Come riportato dallo storico Marco Rossi nella sua ricca ricostruzione dei fatti, lo stesso Pietro Nenni - all'epoca vice presidente del Consiglio - affermò: “la vicenda si è complicata perché con gli ammutinati hanno fatto causa comune partigiani della Liguria, del Piemonte, della Lombardia” (Marco Rossi, Ribelli senza congedo, zero in condotta, Reggio Emilia 2009 pag. 54).
Oltre alle regioni citate da Nenni, presidii e nuclei tornati alla lotta si registrarono anche in Emilia Romagna - nell'Appennino parmense e reggiano -, e in Toscana.

Solo in Piemonte le forze di polizia parlarono di circa 1.300 partigiani che avevano ripreso le armi.
Il 24 agosto una delegazione degli insorti, guidata dal comandante Rocca, incontrò Nenni a Roma il quale si impegnò ad accogliere le loro rivendicazioni, temendo l'estensione della rivolta.
Il 27 del mese i ribelli sciolsero il presidio di Santa Libera, sicuri anche di un'impunità promessa, ma che per Rocca, Valpreda e altri elementi di spicco non venne mantenuta.

Delle molte promesse fatte, vennero prese misure unicamente riguardanti norme a favore dei reduci e dei familiari dei caduti. Così, in ottobre, questa volta nel biellese, ex partigiani tornarono a sollevarsi portando alla ribalta le questioni politiche lasciate irrisolte dall'esperienza di Santa Libera: l'amnistia ai fascisti, l'emarginazione dei combattenti antifascisti, la mancata confisca dei profitti di guerra.
Se l'Anpi si era dimostrata comprensiva verso i ribelli di Santa Libera, in questa occasione sposò la linea del Pci di aperta ostilità.
La linea del Partito Comunista divenne sempre più dura, passando dall'attacco politico al collaborazionismo con i carabinieri nella repressione degli insorti.

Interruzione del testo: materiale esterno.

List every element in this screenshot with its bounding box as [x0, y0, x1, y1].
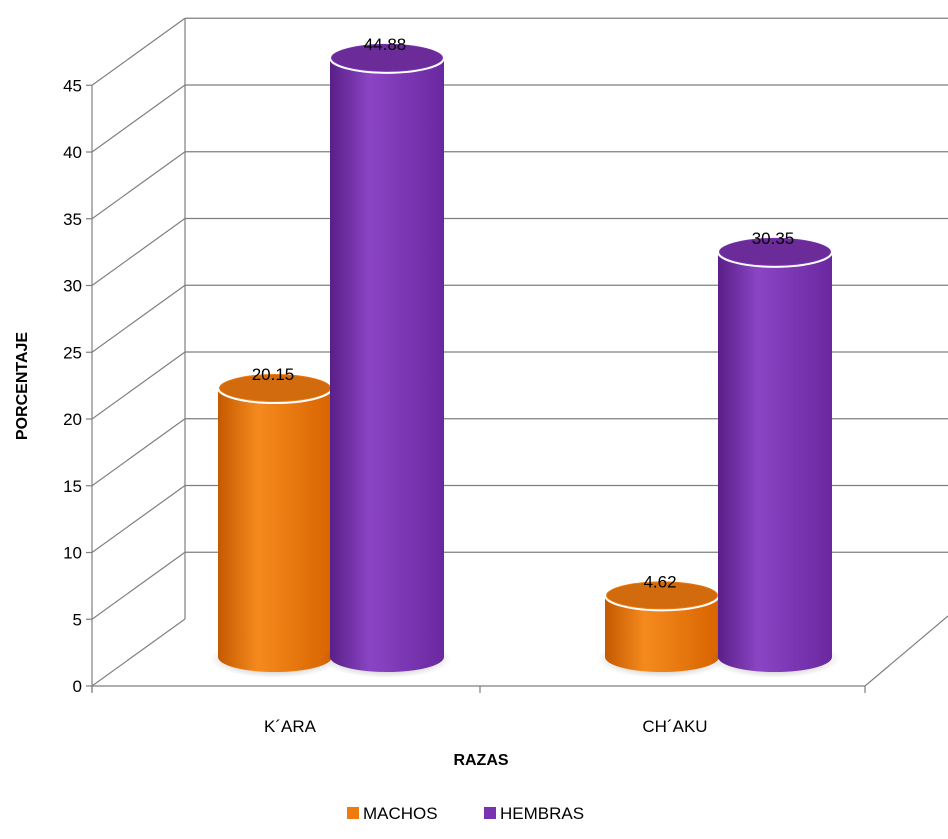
legend-item-hembras: HEMBRAS	[484, 804, 584, 823]
bar-machos-1: 4.62	[597, 572, 727, 678]
y-tick-label: 0	[73, 677, 82, 696]
data-label: 30.35	[752, 229, 795, 248]
legend-item-machos: MACHOS	[347, 804, 438, 823]
gridline-diagonal	[91, 284, 186, 353]
gridline-diagonal	[91, 151, 186, 220]
bar-top-shade	[607, 582, 717, 609]
y-tick-label: 35	[63, 210, 82, 229]
y-tick-label: 25	[63, 343, 82, 362]
legend-swatch	[484, 807, 496, 819]
gridline-diagonal	[91, 17, 186, 86]
bar-hembras-1: 30.35	[710, 229, 840, 678]
data-label: 20.15	[252, 365, 295, 384]
x-axis-title: RAZAS	[453, 752, 508, 769]
legend-label: MACHOS	[363, 804, 438, 823]
y-tick-label: 40	[63, 143, 82, 162]
gridline-diagonal	[91, 418, 186, 487]
gridline-diagonal	[91, 551, 186, 620]
bar-hembras-0: 44.88	[322, 35, 452, 678]
bar-machos-0: 20.15	[210, 365, 340, 678]
legend-label: HEMBRAS	[500, 804, 584, 823]
bar-body	[218, 387, 332, 672]
bar-body	[718, 251, 832, 672]
bar-body	[330, 57, 444, 673]
bar-top-shade	[220, 374, 330, 401]
bar-top	[329, 41, 445, 74]
bar-top-shade	[332, 44, 442, 71]
y-tick-label: 15	[63, 477, 82, 496]
y-tick-label: 5	[73, 610, 82, 629]
bars: 20.15 4.62 44.88 30.35	[210, 35, 840, 678]
data-label: 4.62	[643, 572, 676, 591]
bar-top	[717, 235, 833, 268]
floor-edge-right	[864, 615, 948, 687]
gridline-diagonal	[91, 218, 186, 286]
gridline-diagonal	[91, 485, 186, 553]
x-tick-label: K´ARA	[264, 717, 317, 736]
y-axis-title: PORCENTAJE	[14, 332, 31, 440]
legend-swatch	[347, 807, 359, 819]
y-tick-label: 20	[63, 410, 82, 429]
y-tick-label: 10	[63, 544, 82, 563]
y-tick-label: 45	[63, 76, 82, 95]
bar-body	[605, 595, 719, 672]
floor-edge-left	[91, 618, 186, 687]
y-tick-label: 30	[63, 277, 82, 296]
data-label: 44.88	[364, 35, 407, 54]
x-tick-label: CH´AKU	[642, 717, 707, 736]
bar-top-shade	[720, 238, 830, 265]
legend: MACHOS HEMBRAS	[347, 804, 584, 823]
gridline-diagonal	[91, 351, 186, 420]
chart-text: PORCENTAJE RAZAS	[14, 332, 509, 769]
gridline-diagonal	[91, 84, 186, 153]
gridlines: 0 5 10 15 20 25 30 35 40 45 K´ARA CH´AKU	[63, 17, 948, 736]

Il governo rispose con la repressione e la demonizzazione dei portavoce dei ribelli, come ad esempio Carlo Andreoni. Le calunnie giunsero al punto che lo stesso Sandro Pertini intervenne pubblicamente a difesa dei sediziosi, molti socialisti.
Altri episodi di ribellione si registrarono fino alla fine del 1947, tutti ugualmente inascoltati.

Nella contingenza della ricostruzione, nella necessità dei partiti di accreditarsi e di conservare credibilità politica di fronte ai propri avversari e in politica estera, le rivendicazioni dei partigiani insorti ma ancor di più il loro profondo disagio nel ritrovarsi in una società che avevano sperato di costruire più giusta, fu incompreso dalla nuova classe dirigente.

Questa pagina della storia italiana rimase una ferita aperta, conosciuta con la definizione di 'resistenza tradita', con strascichi duraturi nella storia della Prima repubblica.
“...la Resistenza veniva condannata a vivere solo nel mito, nonostante la memoria e la volontà di chi l'aveva autenticamente vissuta” (M. Rossi, Idem, pag. 72).